Publié au Bulletin Cassation

Mots-clés droit social

Contrat de travailSalaire / rémunérationCongés payésTemps de travailHeures supplémentairesAstreinte / reposCSE / représentants du personnelDélégué syndicalReprésentant de section syndicaleSyndicat / organisation syndicaleHeures de délégation

Synthèse

Juridiction
Cour de cassation
Chambre
Chambre sociale
Date
08/12/2016
Numéro d'affaire
15-10.165
Identifiant européen
ECLI:FR:CCASS:2016:SO02294

Résumé

Le supplément familial et l'indemnité de résidence ne sont pas destinés à compenser une sujétion particulière de l'emploi des maîtres contractuels ; ils n'ont donc pas à être inclus dans le traitement brut servant de base au calcul des heures de délégation qui leur sont dues par les établissements privés d'enseignement, en plus de la rémunération qui leur est versée par l'Etat

Texte de la décision

SOC.

LM COUR DE CASSATION ______________________ Audience publique du 8 décembre 2016 Cassation partielle M.

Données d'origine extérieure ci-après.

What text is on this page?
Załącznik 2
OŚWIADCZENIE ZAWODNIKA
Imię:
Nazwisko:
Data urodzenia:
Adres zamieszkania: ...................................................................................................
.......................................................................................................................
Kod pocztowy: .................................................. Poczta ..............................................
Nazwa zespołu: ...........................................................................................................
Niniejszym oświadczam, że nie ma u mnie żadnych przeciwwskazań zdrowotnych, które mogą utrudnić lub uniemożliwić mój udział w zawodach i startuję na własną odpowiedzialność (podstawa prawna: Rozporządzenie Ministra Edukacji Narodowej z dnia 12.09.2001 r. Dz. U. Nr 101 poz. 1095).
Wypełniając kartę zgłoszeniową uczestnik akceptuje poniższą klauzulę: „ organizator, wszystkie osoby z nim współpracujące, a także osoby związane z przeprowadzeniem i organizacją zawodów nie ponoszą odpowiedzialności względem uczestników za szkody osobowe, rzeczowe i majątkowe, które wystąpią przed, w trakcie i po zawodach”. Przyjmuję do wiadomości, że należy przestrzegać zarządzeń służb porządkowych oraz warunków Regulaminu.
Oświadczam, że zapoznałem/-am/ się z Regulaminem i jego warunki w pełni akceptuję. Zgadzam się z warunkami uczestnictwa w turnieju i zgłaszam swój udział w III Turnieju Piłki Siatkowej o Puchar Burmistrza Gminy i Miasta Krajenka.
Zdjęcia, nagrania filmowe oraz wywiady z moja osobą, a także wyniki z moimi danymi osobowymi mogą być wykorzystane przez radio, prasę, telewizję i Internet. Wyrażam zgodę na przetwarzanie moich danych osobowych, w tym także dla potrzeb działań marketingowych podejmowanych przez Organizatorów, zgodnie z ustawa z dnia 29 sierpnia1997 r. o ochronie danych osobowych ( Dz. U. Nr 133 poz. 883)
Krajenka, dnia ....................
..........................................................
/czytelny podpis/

FROUIN, président Arrêt n° 2294 FS-P+B sur le premier moyen en sa cinquième branche Pourvoi n° J 15-10.165 R É P U B L I Q U E F R A N Ç A I S E _________________________ _________________________ LA COUR DE CASSATION, CHAMBRE SOCIALE, a rendu l'arrêt suivant : Statuant sur le pourvoi formé par l'Ogec Nantes Erdre, dont le siège est lycée [Établissement 1], [Adresse 7], venant aux droits de l'Association de gestion du lycée [Établissement 1], contre l'arrêt rendu le 7 novembre 2014 par la cour d'appel de Rennes (8e chambre prud'homale), dans le litige l'opposant : 1°/ à M. [V] [X], domicilié [Adresse 8], 2°/ à M. [U] [R], domicilié [Adresse 1], 3°/ à M. [L] [A], domicilié [Adresse 2], 4°/ à M. [V] [N], domicilié [Adresse 5], 5°/ à Mme [Y] [K], domiciliée [Adresse 4], 6°/ à Mme [S] [F], domiciliée [Adresse 3], 7°/ à M. [B] [P], domicilié [Adresse 9], 8°/ à Mme [E] [G], domiciliée [Adresse 10], 9°/ au Syndicat national de l'enseignement initial privé (SNEIP) CGT, dont le siège est [Adresse 6], défendeurs à la cassation ; La demanderesse invoque, à l'appui de son pourvoi, les trois moyens de cassation annexés au présent arrêt ; Vu la communication faite au procureur général ; LA COUR, composée conformément à l'article R. 431-5 du code de l'organisation judiciaire, en l'audience publique du 8 novembre 2016, où étaient présents : M.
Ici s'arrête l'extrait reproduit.